Bolsonaro culpa o ex-ministro Sérgio Moro pelo desfecho da investigação sobre a tentativa de assassinato a faca durante a campanha.

Bem, há 4 meses temos outro ministro da justiça e chefe da PF. Por que o inquérito não foi reaberto? Ou seria essa mais uma afirmação sob medida para os que não podem viver sem uma teoria da conspiração? Daqui a uma semana completar-se-ão 6 meses desde que Bolsonaro prometeu “para amanhã” mostrar provas de fraudes nas urnas eletrônicas. Ficou o dito pelo não dito.

Talk is cheap, como dizem os americanos. Bolsonaro joga no ar afirmações ilógicas mas que apelam para os que têm resposta para tudo, pois tudo é sempre explicado a partir de uma grande conspiração contra o paladino da justiça.

Fica difícil entender como Bolsonaro ganhou eleições fraudadas, ou que interesse teria Moro em abafar investigações. Mas esses são detalhes menores. O que importa, no final, é manter a narrativa do herói contra tudo e contra todos, para consumo de sua grei.

Assim é se assim lhe parece.

Boicote oficial

Acho que é a primeira vez na vida que vejo uma campanha oficial de governo DESESTIMULANDO o uso de vacina. Não, acho não, tenho certeza.

Dizem que existe uma lei que permite ao governo obrigar os cidadãos a tomarem vacina. Desconheço. Mas, mesmo que tivesse, acho que nunca foi utilizada. O que ocorre normalmente são as chamadas Campanhas de Vacinação.

Nessas campanhas, o governo estimula a população a tomar vacinas, de modo a evitar a sobrecarga do sistema público de saúde com doenças evitáveis. Sem contar, é claro, com a desgraça pessoal que é sofrer de poliomielite, meningite, tuberculose etc.

Sim, é verdade, ninguém pode obrigar ninguém a tomar vacina. Nem por isso o governo deveria usar o seu poder de comunicação para vender a ideia de que se trata de uma opção como outra qualquer. Não é. Trata-se de saúde pública. A sua doença vai me afetar, pois será um a mais ocupando um leito hospitalar e alguém a menos para produzir para o país. O governo não precisa obrigar, mas tem o dever de estimular. Mensagens como essa têm o efeito contrário.

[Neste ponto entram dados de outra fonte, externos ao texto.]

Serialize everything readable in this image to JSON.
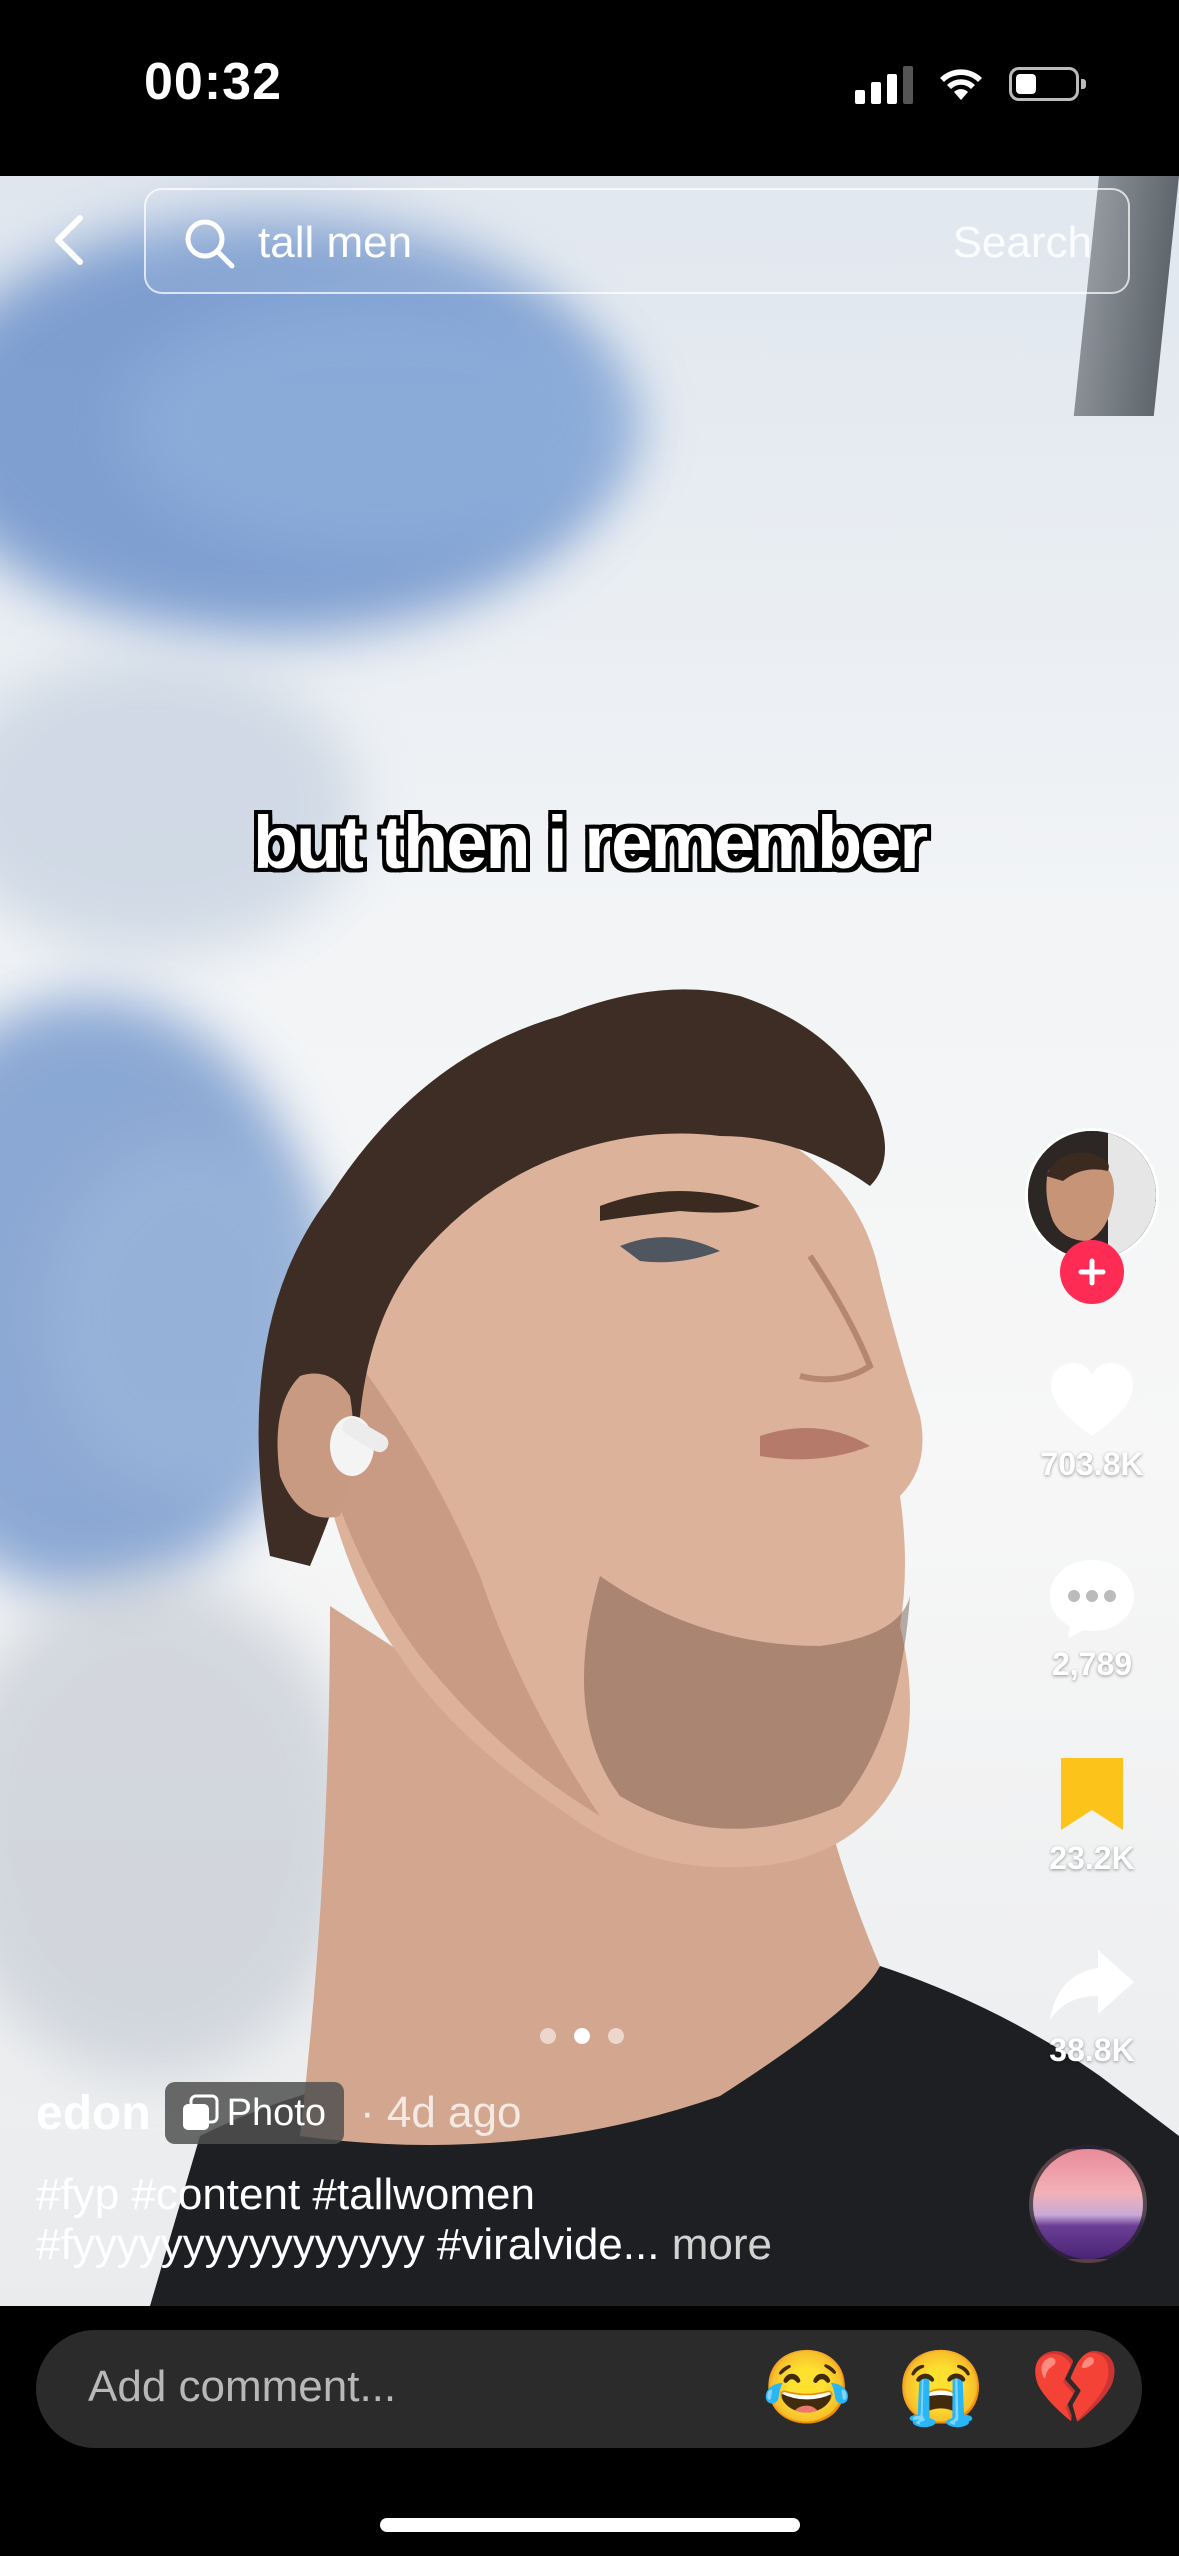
{
  "status_bar": {
    "time": "00:32"
  },
  "search": {
    "query": "tall men",
    "button_label": "Search"
  },
  "video": {
    "caption": "but then i remember"
  },
  "actions": {
    "likes": "703.8K",
    "comments": "2,789",
    "saves": "23.2K",
    "shares": "38.8K"
  },
  "carousel": {
    "total": 3,
    "active_index": 1
  },
  "post": {
    "username": "edon",
    "type_label": "Photo",
    "age": "· 4d ago",
    "description_line1": "#fyp #content #tallwomen",
    "description_line2": "#fyyyyyyyyyyyyyyyy #viralvide...",
    "more_label": "more"
  },
  "comment_bar": {
    "placeholder": "Add comment...",
    "emojis": [
      "😂",
      "😭",
      "💔"
    ]
  },
  "colors": {
    "follow_accent": "#fe2c55",
    "save_active": "#fcc41a"
  }
}
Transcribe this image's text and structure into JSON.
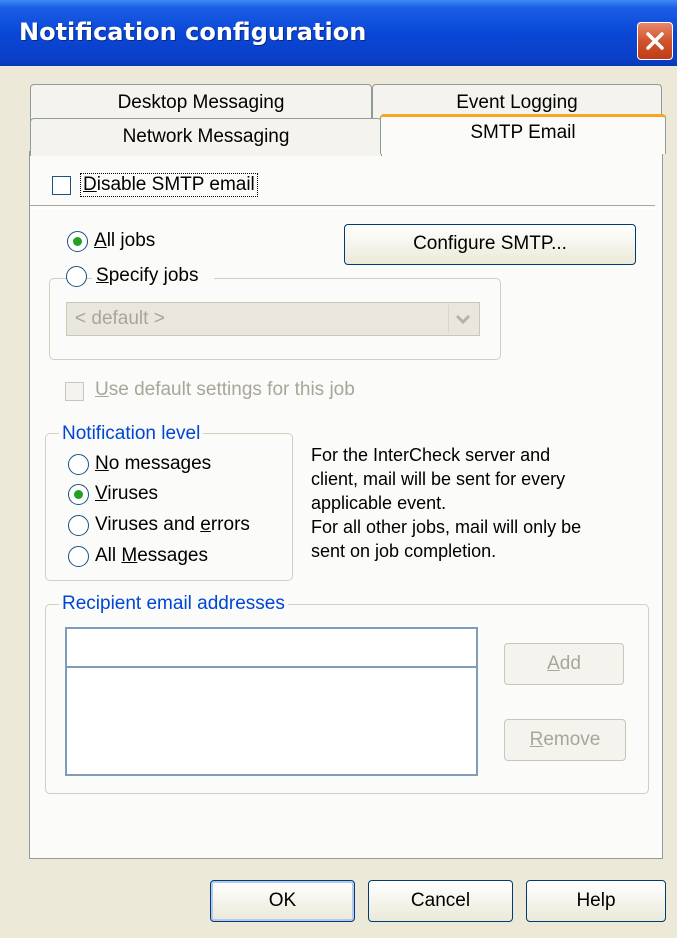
{
  "window": {
    "title": "Notification configuration"
  },
  "tabs": {
    "desktop_messaging": "Desktop Messaging",
    "event_logging": "Event Logging",
    "network_messaging": "Network Messaging",
    "smtp_email": "SMTP Email"
  },
  "smtp": {
    "disable_pre": "D",
    "disable_rest": "isable SMTP email",
    "disable_checked": false,
    "all_jobs_pre": "A",
    "all_jobs_rest": "ll jobs",
    "specify_jobs_pre": "S",
    "specify_jobs_rest": "pecify jobs",
    "job_select_value": "< default >",
    "configure_label": "Configure SMTP...",
    "use_default_pre": "U",
    "use_default_rest": "se default settings for this job"
  },
  "notification_level": {
    "legend": "Notification level",
    "no_messages_pre": "N",
    "no_messages_rest": "o messages",
    "viruses_pre": "V",
    "viruses_rest": "iruses",
    "errors_a": "Viruses and ",
    "errors_u": "e",
    "errors_b": "rrors",
    "all_a": "All ",
    "all_u": "M",
    "all_b": "essages",
    "selected": "Viruses"
  },
  "info_text": [
    "For the InterCheck server and",
    "client, mail will be sent for every",
    "applicable event.",
    "For all other jobs, mail will only be",
    "sent on job completion."
  ],
  "recipients": {
    "legend": "Recipient email addresses",
    "input_value": "",
    "add_pre": "A",
    "add_rest": "dd",
    "remove_pre": "R",
    "remove_rest": "emove"
  },
  "footer": {
    "ok": "OK",
    "cancel": "Cancel",
    "help": "Help"
  },
  "colors": {
    "title_bar": "#0a47d6",
    "selected_radio": "#21a121",
    "group_label": "#0046d5",
    "active_tab": "#f5a623"
  }
}
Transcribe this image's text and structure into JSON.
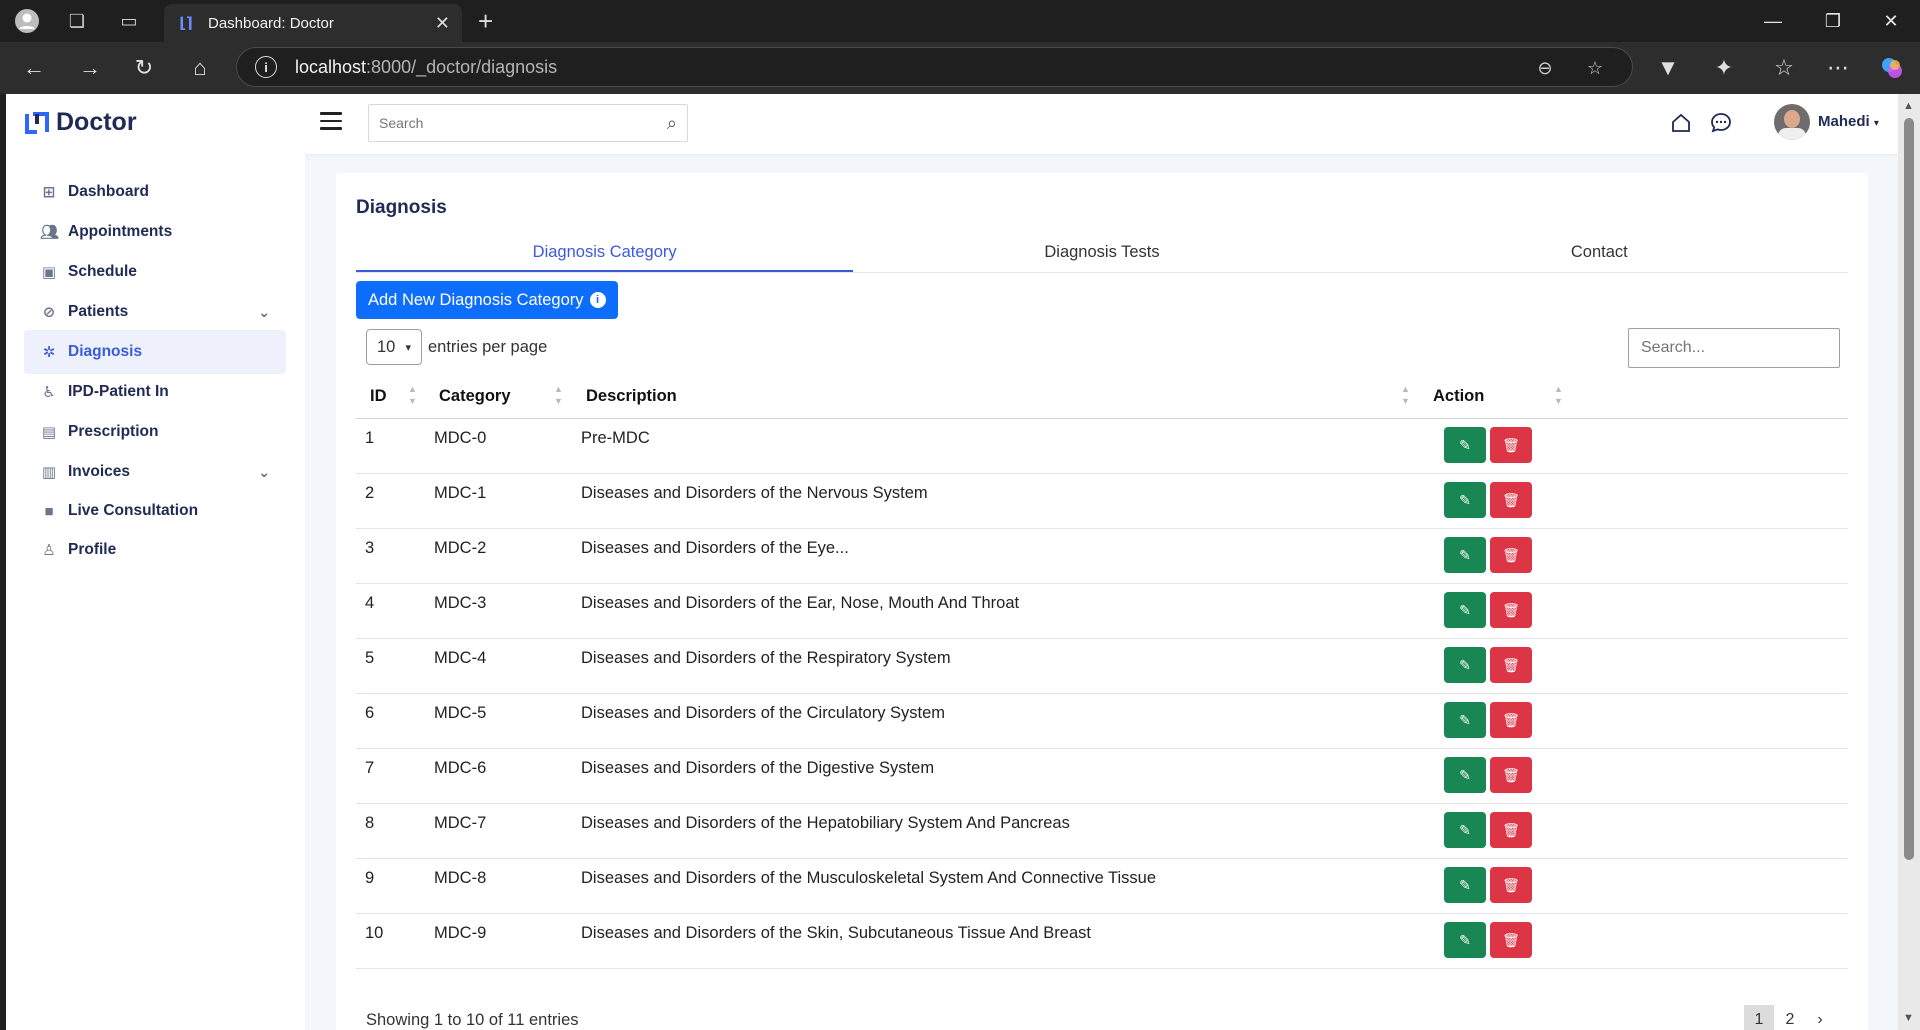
{
  "browser": {
    "tab_title": "Dashboard: Doctor",
    "url_host": "localhost",
    "url_path": ":8000/_doctor/diagnosis"
  },
  "app": {
    "brand": "Doctor",
    "search_placeholder": "Search",
    "user_name": "Mahedi"
  },
  "sidebar": {
    "items": [
      {
        "label": "Dashboard",
        "icon": "grid-icon"
      },
      {
        "label": "Appointments",
        "icon": "users-icon"
      },
      {
        "label": "Schedule",
        "icon": "calendar-icon"
      },
      {
        "label": "Patients",
        "icon": "bandage-icon"
      },
      {
        "label": "Diagnosis",
        "icon": "virus-icon"
      },
      {
        "label": "IPD-Patient In",
        "icon": "wheelchair-icon"
      },
      {
        "label": "Prescription",
        "icon": "prescription-icon"
      },
      {
        "label": "Invoices",
        "icon": "invoice-icon"
      },
      {
        "label": "Live Consultation",
        "icon": "video-icon"
      },
      {
        "label": "Profile",
        "icon": "user-icon"
      }
    ]
  },
  "page": {
    "title": "Diagnosis",
    "tabs": [
      "Diagnosis Category",
      "Diagnosis Tests",
      "Contact"
    ],
    "add_button": "Add New Diagnosis Category",
    "per_page_value": "10",
    "per_page_label": "entries per page",
    "table_search_placeholder": "Search...",
    "columns": [
      "ID",
      "Category",
      "Description",
      "Action"
    ],
    "rows": [
      {
        "id": "1",
        "category": "MDC-0",
        "description": "Pre-MDC"
      },
      {
        "id": "2",
        "category": "MDC-1",
        "description": "Diseases and Disorders of the Nervous System"
      },
      {
        "id": "3",
        "category": "MDC-2",
        "description": "Diseases and Disorders of the Eye..."
      },
      {
        "id": "4",
        "category": "MDC-3",
        "description": "Diseases and Disorders of the Ear, Nose, Mouth And Throat"
      },
      {
        "id": "5",
        "category": "MDC-4",
        "description": "Diseases and Disorders of the Respiratory System"
      },
      {
        "id": "6",
        "category": "MDC-5",
        "description": "Diseases and Disorders of the Circulatory System"
      },
      {
        "id": "7",
        "category": "MDC-6",
        "description": "Diseases and Disorders of the Digestive System"
      },
      {
        "id": "8",
        "category": "MDC-7",
        "description": "Diseases and Disorders of the Hepatobiliary System And Pancreas"
      },
      {
        "id": "9",
        "category": "MDC-8",
        "description": "Diseases and Disorders of the Musculoskeletal System And Connective Tissue"
      },
      {
        "id": "10",
        "category": "MDC-9",
        "description": "Diseases and Disorders of the Skin, Subcutaneous Tissue And Breast"
      }
    ],
    "footer_info": "Showing 1 to 10 of 11 entries",
    "pages": [
      "1",
      "2",
      "›"
    ]
  },
  "colors": {
    "accent": "#3b5bdb",
    "primary_button": "#0d6efd",
    "edit_button": "#198754",
    "delete_button": "#dc3545"
  }
}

Até entendo que essa mensagem vem em resposta a uma pressão para tornar a vacina obrigatória. Mas, com o objetivo de rechaçar uma indevida intromissão nas liberdades individuais, o governo joga o seu peso institucional na direção inversa, quase uma mensagem de boicote. E isso é grave quando parte da autoridade constituída.